In late 1958 Cobb followed Cannonball into the Miles Davis group until 1963. It was during this period of his career that he was a part of what many consider to be the quintessential jazz album Kind Of Blue. He also recorded with Davis on Sketches Of Spain, Someday My Prince Will Come, Live at the Blackhawk and Carnegie Hall, Porgy & Bess and the Sorcerer.
During the 70’s he played with Wynton Kelly, Sarah Vaughan with copious freelance work and a long relationship with Nat Adderley continued well into the nineties. His resume is an impressive testament to his time playing, well-constructed improvisation or slow compelling sounds having worked extensively with a wide range of artists from Pearl Bailey and John Coltrane to Eddie Gomez and Geri Allen.
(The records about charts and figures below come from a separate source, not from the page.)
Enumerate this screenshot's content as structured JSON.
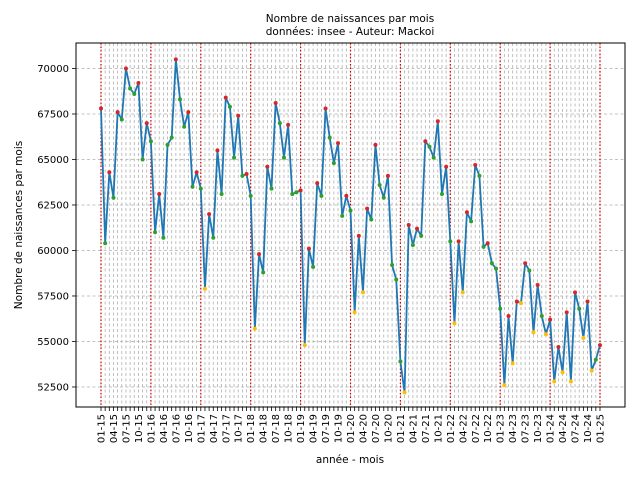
{
  "chart_data": {
    "type": "line",
    "title": "Nombre de naissances par mois",
    "subtitle": "données: insee - Auteur: Mackoi",
    "xlabel": "année - mois",
    "ylabel": "Nombre de naissances par mois",
    "ylim": [
      51400,
      71400
    ],
    "yticks": [
      52500,
      55000,
      57500,
      60000,
      62500,
      65000,
      67500,
      70000
    ],
    "ytick_labels": [
      "52500",
      "55000",
      "57500",
      "60000",
      "62500",
      "65000",
      "67500",
      "70000"
    ],
    "xtick_labels": [
      "01-15",
      "04-15",
      "07-15",
      "10-15",
      "01-16",
      "04-16",
      "07-16",
      "10-16",
      "01-17",
      "04-17",
      "07-17",
      "10-17",
      "01-18",
      "04-18",
      "07-18",
      "10-18",
      "01-19",
      "04-19",
      "07-19",
      "10-19",
      "01-20",
      "04-20",
      "07-20",
      "10-20",
      "01-21",
      "04-21",
      "07-21",
      "10-21",
      "01-22",
      "04-22",
      "07-22",
      "10-22",
      "01-23",
      "04-23",
      "07-23",
      "10-23",
      "01-24",
      "04-24",
      "07-24",
      "10-24",
      "01-25"
    ],
    "grid": true,
    "line_color": "#1f77b4",
    "year_line_color": "#e00000",
    "marker_colors": {
      "high": "#d62728",
      "mid": "#2ca02c",
      "low": "#ffbf00"
    },
    "series": [
      {
        "values": [
          67800,
          60400,
          64300,
          62900,
          67600,
          67200,
          70000,
          68900,
          68600,
          69200,
          65000,
          67000,
          66000,
          61000,
          63100,
          60700,
          65800,
          66200,
          70500,
          68300,
          66800,
          67600,
          63500,
          64300,
          63400,
          57900,
          62000,
          60700,
          65500,
          63100,
          68400,
          67900,
          65100,
          67400,
          64100,
          64200,
          63000,
          55700,
          59800,
          58800,
          64600,
          63400,
          68100,
          67000,
          65100,
          66900,
          63100,
          63200,
          63300,
          54800,
          60100,
          59100,
          63700,
          63000,
          67800,
          66200,
          64800,
          65900,
          61900,
          63000,
          62200,
          56600,
          60800,
          57700,
          62300,
          61700,
          65800,
          63600,
          62900,
          64100,
          59200,
          58400,
          53900,
          52200,
          61400,
          60300,
          61200,
          60800,
          66000,
          65700,
          65100,
          67100,
          63100,
          64600,
          60500,
          56000,
          60500,
          57700,
          62100,
          61600,
          64700,
          64100,
          60200,
          60400,
          59300,
          59000,
          56800,
          52600,
          56400,
          53800,
          57200,
          57100,
          59300,
          58900,
          55500,
          58100,
          56400,
          55400,
          56200,
          52800,
          54700,
          53300,
          56600,
          52800,
          57700,
          56800,
          55200,
          57200,
          53400,
          54000,
          54800
        ]
      }
    ]
  }
}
The drummer has received the Don Redman Heritage award and has been inducted as a NEA Jazz Master. He remained vibrant in the jazz idiom touring and performing regularly with his group, as of 2011, the Jimmy Cobb “So What” Band, as a tribute to 50 years of Kind of Blue and the music of Miles Davis.
Drummer and bandleader Jimmy Cobb, having been suffering from lung cancer, passed away on May 24, 2020 at his Manhattan home at the age of 91.